No one kid is alike—if you have more than one child, you know this firsthand. Some kids love school and everything about it—challenging homework assignments, after-school activities, and even taking tests. Others may struggle with schoolwork, while some are capable of earning higher grades but just don’t like school itself.
You have probably heard some variation of “But when will I ever use this?” from your kids, most likely while helping them with a particularly difficult or frustrating homework assignment. And your child may be right—it’s very possible that mastering long division by hand isn’t a necessary life skill—but you know how valuable it is for your child to put in a reasonable effort, care about grades, and feel a connection to school.
Not only is it important to help your child connect to school for the sake of education itself, it’s helpful for you and your child to understand how the level of education reached translates to wages earned once your child enters the adult workforce.
Why College Matters
In today’s world, a college degree is becoming a requirement for career-track jobs that pay a living wage and provide opportunity for promotion. College isn’t limited to four-year colleges, however.

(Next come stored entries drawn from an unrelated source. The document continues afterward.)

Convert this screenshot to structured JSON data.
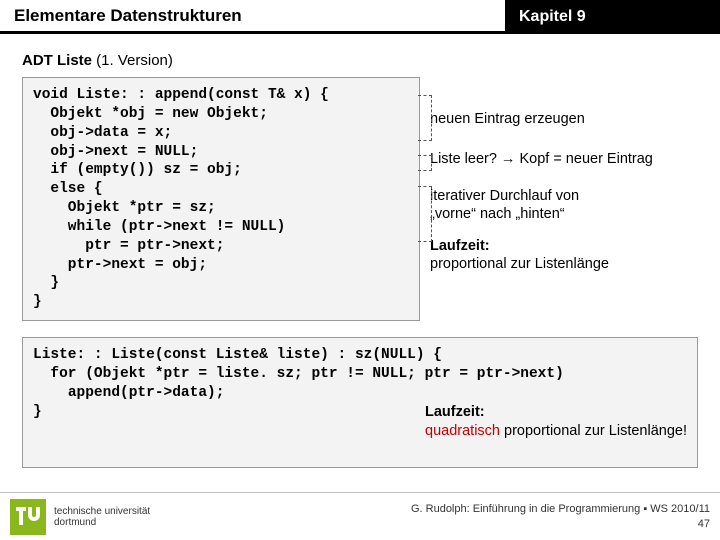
{
  "header": {
    "title_left": "Elementare Datenstrukturen",
    "title_right": "Kapitel 9"
  },
  "subtitle": {
    "bold": "ADT Liste",
    "rest": " (1. Version)"
  },
  "code1": "void Liste: : append(const T& x) {\n  Objekt *obj = new Objekt;\n  obj->data = x;\n  obj->next = NULL;\n  if (empty()) sz = obj;\n  else {\n    Objekt *ptr = sz;\n    while (ptr->next != NULL)\n      ptr = ptr->next;\n    ptr->next = obj;\n  }\n}",
  "annotations": {
    "a1": "neuen Eintrag erzeugen",
    "a2": "Liste leer? → Kopf = neuer Eintrag",
    "a3_l1": "iterativer Durchlauf von",
    "a3_l2": "„vorne“ nach „hinten“",
    "a4_b": "Laufzeit:",
    "a4_rest": "proportional zur Listenlänge"
  },
  "code2": "Liste: : Liste(const Liste& liste) : sz(NULL) {\n  for (Objekt *ptr = liste. sz; ptr != NULL; ptr = ptr->next)\n    append(ptr->data);\n}",
  "runtime2": {
    "label": "Laufzeit:",
    "quad": "quadratisch",
    "rest": " proportional zur Listenlänge!"
  },
  "footer": {
    "uni_l1": "technische universität",
    "uni_l2": "dortmund",
    "credit": "G. Rudolph: Einführung in die Programmierung ▪ WS 2010/11",
    "page": "47"
  }
}
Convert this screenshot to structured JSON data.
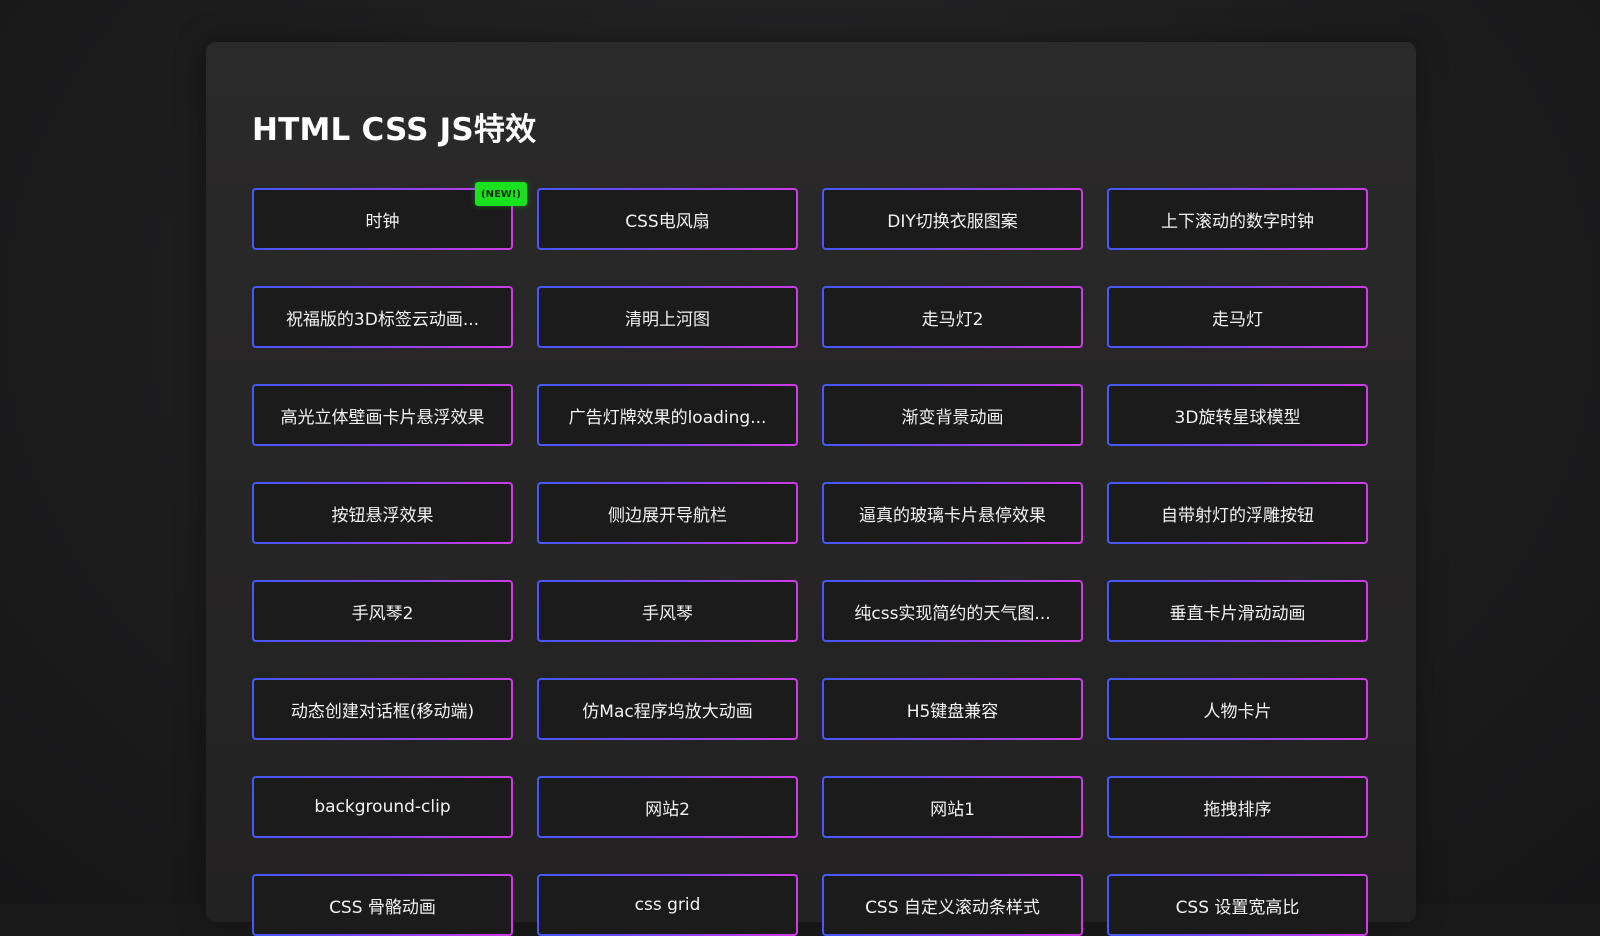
{
  "page": {
    "title": "HTML CSS JS特效"
  },
  "badge": {
    "new_label": "(NEW!)",
    "color": "#19e31f"
  },
  "colors": {
    "border_start": "#3f5bff",
    "border_end": "#d33be6",
    "card_bg": "#1b1b1c",
    "page_bg": "#1a1a1b",
    "text": "#f2f2f2"
  },
  "items": [
    {
      "label": "时钟",
      "is_new": true
    },
    {
      "label": "CSS电风扇"
    },
    {
      "label": "DIY切换衣服图案"
    },
    {
      "label": "上下滚动的数字时钟"
    },
    {
      "label": "祝福版的3D标签云动画..."
    },
    {
      "label": "清明上河图"
    },
    {
      "label": "走马灯2"
    },
    {
      "label": "走马灯"
    },
    {
      "label": "高光立体壁画卡片悬浮效果"
    },
    {
      "label": "广告灯牌效果的loading..."
    },
    {
      "label": "渐变背景动画"
    },
    {
      "label": "3D旋转星球模型"
    },
    {
      "label": "按钮悬浮效果"
    },
    {
      "label": "侧边展开导航栏"
    },
    {
      "label": "逼真的玻璃卡片悬停效果"
    },
    {
      "label": "自带射灯的浮雕按钮"
    },
    {
      "label": "手风琴2"
    },
    {
      "label": "手风琴"
    },
    {
      "label": "纯css实现简约的天气图..."
    },
    {
      "label": "垂直卡片滑动动画"
    },
    {
      "label": "动态创建对话框(移动端)"
    },
    {
      "label": "仿Mac程序坞放大动画"
    },
    {
      "label": "H5键盘兼容"
    },
    {
      "label": "人物卡片"
    },
    {
      "label": "background-clip"
    },
    {
      "label": "网站2"
    },
    {
      "label": "网站1"
    },
    {
      "label": "拖拽排序"
    },
    {
      "label": "CSS 骨骼动画"
    },
    {
      "label": "css grid"
    },
    {
      "label": "CSS 自定义滚动条样式"
    },
    {
      "label": "CSS 设置宽高比"
    }
  ]
}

At community and technical colleges, a student can earn a two-year associate degree or obtain a certificate in a specialized field to prepare for a career.
Parents, grandparents, and other caring adults play a critical role in a child’s education. It’s common for parents to assume that our children’s education is the sole responsibility of schools, but research has shown that education is most effective when parents and schools work together. Yet, it can be overwhelming and confusing for parents to know what they can do to help their child be college-ready. By practicing a few simple steps for preparing your kids for school, and doing what you can to encourage learning outside of school, you’ll be helping your child succeed in school—and in life!